In retrospect, the successful founding of the Inver Hills Community College Psychology Laboratory was the result of at least three interacting elements. First, the psychology department at Inver Hills is notable for its collegiality. When a junior member of the department first suggested that we might consider moving in the direction of a laboratory, the suggestion was met with an appropriate degree of skepticism balanced by an enthusiasm for psychological science and student learning. Second, we in the psychology department share a conviction that students attending a state community college have a right to expect a level of academics no less rigorous than they would experience at any other four-year college or university, albeit one complemented by a sensitivity toward individual student needs. Finally, the administrators at Inver Hills are professionals who are regularly willing to lend an ear toward the suggestions of professors and departments. The founding of the psychology lab would quite simply have been impossible were it not for the support of Dean Johnson.

As the psychology department continues to expand the psychology lab, we are mindful that its fundamental purpose is to provide undergraduate students with laboratory-based experiences that will translate into a relevant skill set for potential psychology majors, but that it also encourages the development of improved critical thinking across a broad spectrum of students. A majority of Inver Hills students eventually transfer to four-year degree programs. The psychology department teaches approximately one-third of Inver Hills students any given semester.
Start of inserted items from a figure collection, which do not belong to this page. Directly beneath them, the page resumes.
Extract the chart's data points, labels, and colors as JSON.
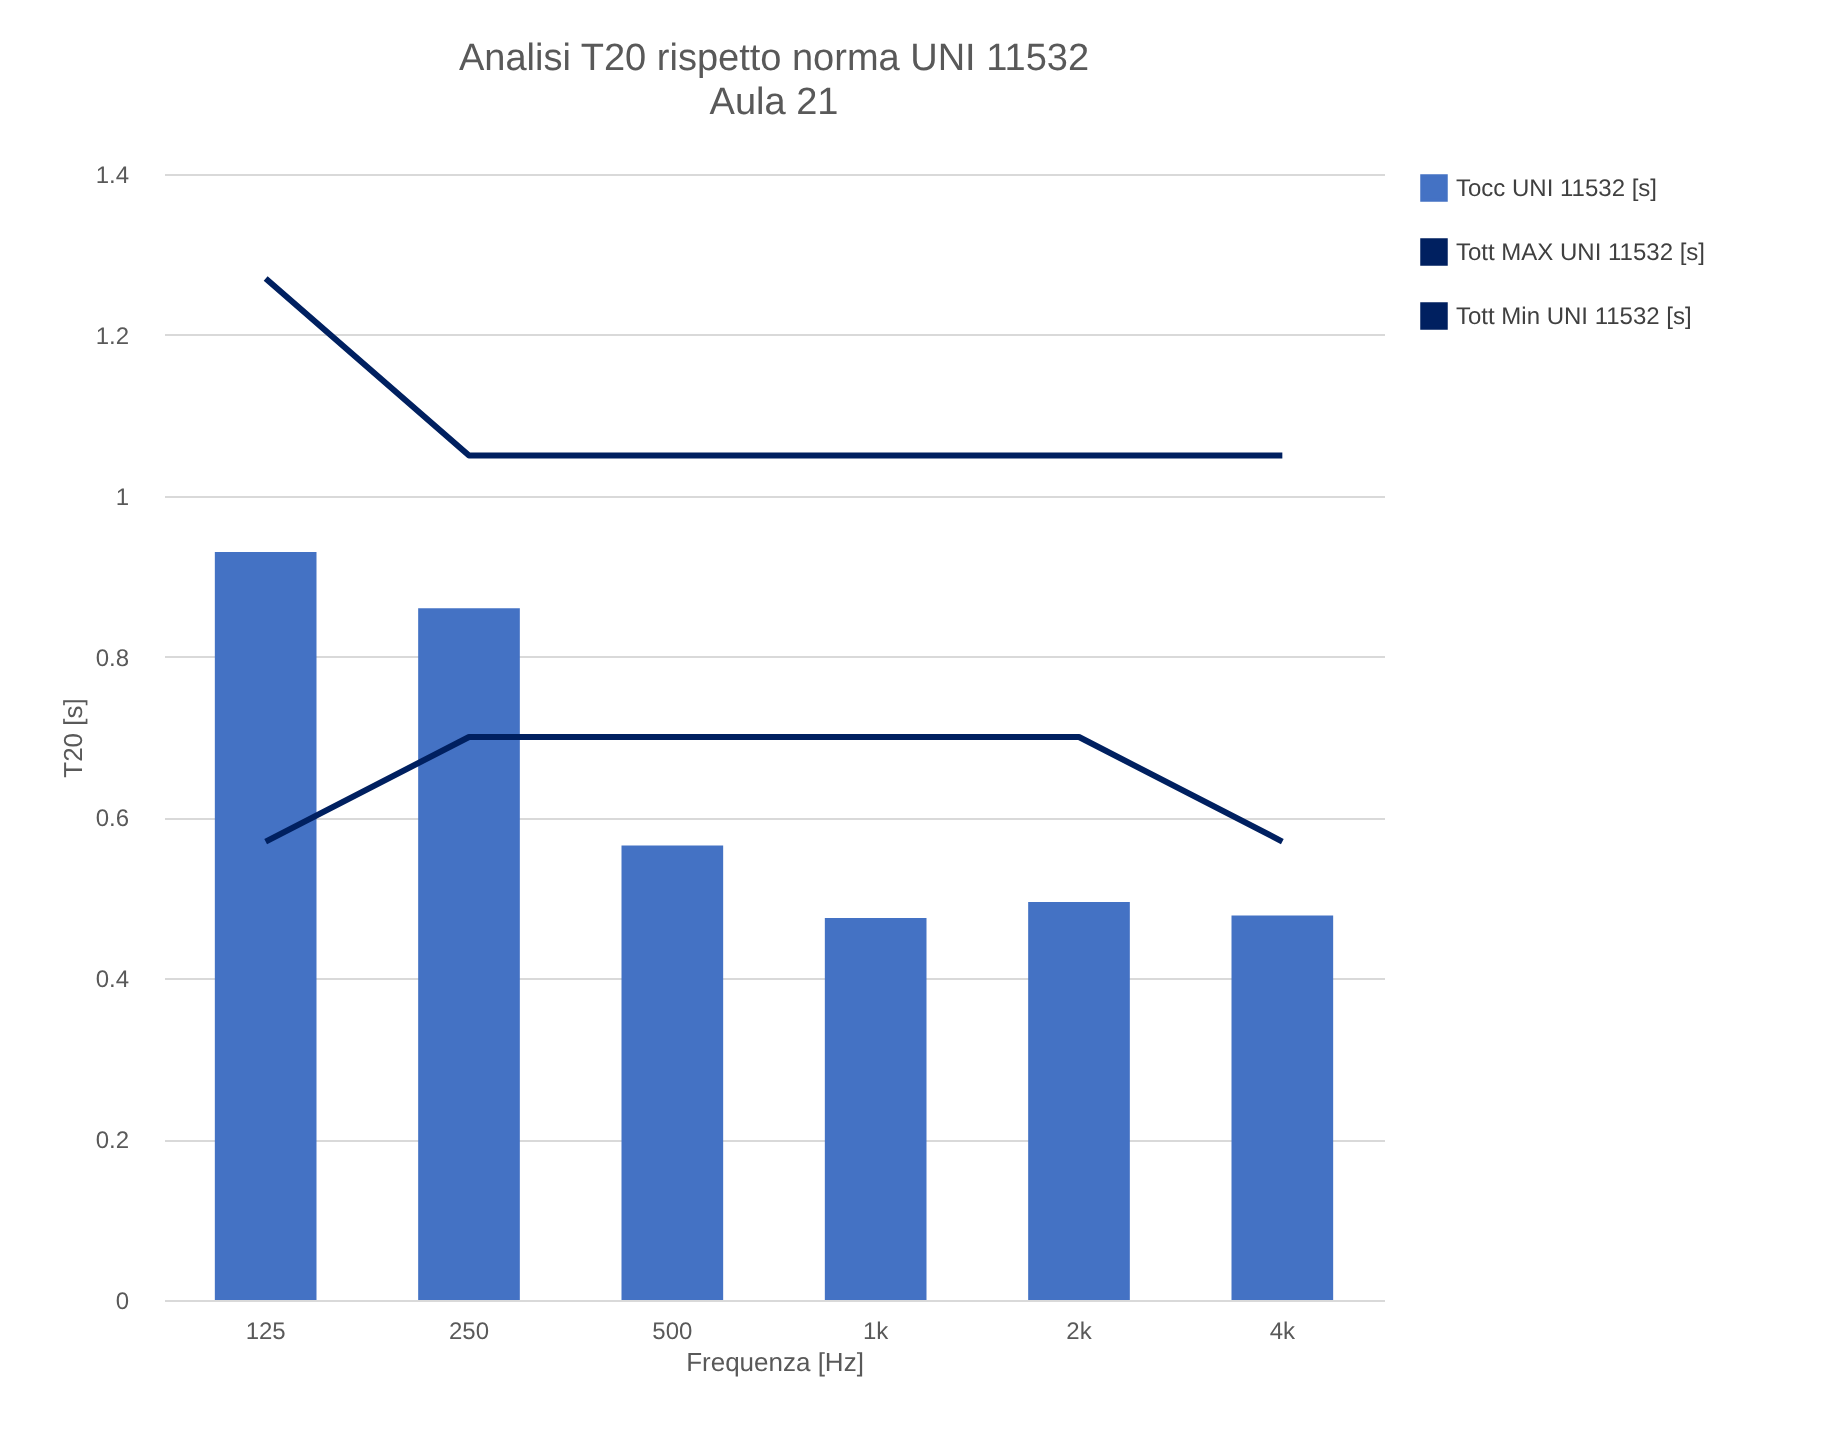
{
  "chart_data": {
    "type": "bar",
    "title": "Analisi T20 rispetto norma UNI 11532",
    "subtitle": "Aula 21",
    "xlabel": "Frequenza [Hz]",
    "ylabel": "T20 [s]",
    "categories": [
      "125",
      "250",
      "500",
      "1k",
      "2k",
      "4k"
    ],
    "series": [
      {
        "name": "Tocc UNI 11532 [s]",
        "color": "#4472c4",
        "values": [
          0.93,
          0.86,
          0.565,
          0.475,
          0.495,
          0.478
        ]
      },
      {
        "name": "Tott MAX UNI 11532 [s]",
        "type": "line",
        "color": "#002060",
        "values": [
          1.27,
          1.05,
          1.05,
          1.05,
          1.05,
          1.05
        ]
      },
      {
        "name": "Tott Min UNI 11532 [s]",
        "type": "line",
        "color": "#002060",
        "values": [
          0.57,
          0.7,
          0.7,
          0.7,
          0.7,
          0.57
        ]
      }
    ],
    "ylim": [
      0,
      1.4
    ],
    "yticks": [
      0,
      0.2,
      0.4,
      0.6,
      0.8,
      1,
      1.2,
      1.4
    ],
    "grid": "y",
    "legend": "right"
  }
}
As the psychology lab becomes increasingly integrated in the department and on campus, an increasing number of students will be better prepared to embark on the next step of their academic journey with a keener understanding of psychological science and the application of critical thinking to the world in which they live. ♦

Comments

I am currently looking for a totally virtual psychology lab to accompany the internet version of our Research Methods and Applications course at the Community College of Allegheny County in Pittsburgh, PA. Any ideas or recommendations are welcome.

This is very interesting to me. I believe it is very beneficial. I am a very enthusiastic person and this gives me ambition to continue my academic career in psychology. As an undergraduate, I see it as a great opportunity to have hands on learning experiences given the chance to use the equipment.

I found this educative as am trying to assist in developing my department laboratory.